The trial known as Reversing the Epidemic in Africa with Choices in HIV prevention, or Reach, is testing 2 complementary methods for preventing HIV infection among African women and girls, which Microbicide Trials Network says enrolled its first participant. The mid-stage clinical trial is recruiting 300 women and girls, age 16 to 21 in Uganda and Zimbabwe, but expanding to Kenya and South Africa.

All participants will receive a vaginal ring containing the drug dapivirine, a non-nucleoside reverse transcriptase inhibitor that prevents HIV viruses from replicating inside healthy cells. Dapivirine vaginal rings work for 1 month releasing the drug in the vagina. The treatments are currently in review by the European Medicines Agency. Participants will also receive a daily tablet called Truvada, made by Gilead Sciences. Truvada is a combination of the anti-HIV drugs tenofovir and emtricitabine, a method known as pre-exposure prophylaxis or PrEP. Earlier trials show both techniques are effective in women, but not always followed sufficiently among teenage girls.

In the Reach trial participants are randomly assigned to first use the dapivirine ring for 6 months, followed by taking a daily Truvada pill for 6 months, or start with Truvada for 6 months, followed by using the vaginal ring for 6 months. Gilead Sciences is providing Truvada for the trial, while the International Partnership for Microbicides is providing the dapivirine ring. Participants are followed for 18 months after enrollment.

The Microbicide Trials Network team is looking primarily for signs of moderate or severe adverse effects from the treatments, as well as measures of detectable levels of drugs in participants’ blood and residual drug levels in returned vaginal rings during the 6 month test periods. The study team is also evaluating participants’ reactions to and preferences for the drugs or vaginal rings during this period, as well as detectable and residual drug levels in blood and vaginal rings after 18 months.
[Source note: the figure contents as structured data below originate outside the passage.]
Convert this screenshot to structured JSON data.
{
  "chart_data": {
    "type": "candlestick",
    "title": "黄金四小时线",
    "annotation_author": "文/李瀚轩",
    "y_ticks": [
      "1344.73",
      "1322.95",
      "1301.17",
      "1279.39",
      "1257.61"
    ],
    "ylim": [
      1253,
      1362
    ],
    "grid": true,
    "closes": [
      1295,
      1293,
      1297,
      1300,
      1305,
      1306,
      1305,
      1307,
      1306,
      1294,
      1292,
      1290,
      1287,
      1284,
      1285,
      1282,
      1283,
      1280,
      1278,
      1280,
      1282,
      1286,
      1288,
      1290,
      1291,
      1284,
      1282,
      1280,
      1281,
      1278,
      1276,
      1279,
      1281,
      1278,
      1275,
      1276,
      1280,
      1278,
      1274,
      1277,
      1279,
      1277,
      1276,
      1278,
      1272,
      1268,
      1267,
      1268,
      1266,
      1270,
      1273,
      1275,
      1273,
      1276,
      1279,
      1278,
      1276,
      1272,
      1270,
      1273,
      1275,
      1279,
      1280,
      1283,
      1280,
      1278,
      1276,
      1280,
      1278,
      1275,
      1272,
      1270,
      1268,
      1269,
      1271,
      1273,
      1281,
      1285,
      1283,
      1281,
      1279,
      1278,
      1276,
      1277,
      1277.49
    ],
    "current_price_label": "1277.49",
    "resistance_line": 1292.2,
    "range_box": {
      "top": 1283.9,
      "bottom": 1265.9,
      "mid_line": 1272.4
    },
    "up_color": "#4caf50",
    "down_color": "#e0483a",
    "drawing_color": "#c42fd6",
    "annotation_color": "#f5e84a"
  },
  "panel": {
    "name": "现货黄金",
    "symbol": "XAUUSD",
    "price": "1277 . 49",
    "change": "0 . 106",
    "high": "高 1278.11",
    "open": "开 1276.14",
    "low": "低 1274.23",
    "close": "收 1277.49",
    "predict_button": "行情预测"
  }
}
“With PrEP being made available in many countries and the possibility that the ring will be approved,” says Lulu Nair, protocol chair for the Reach study in a Microbicide Trials Network statement, “we want to see that these products can work for and be made available to women and girls of all ages at risk of HIV acquisition, who both need and deserve methods of protection that are in their control.” Nair is clinical research site leader at the Desmond Tutu HIV Centre at University of Cape Town in South Africa. Results of the trial are expected in late 2022 or 2023.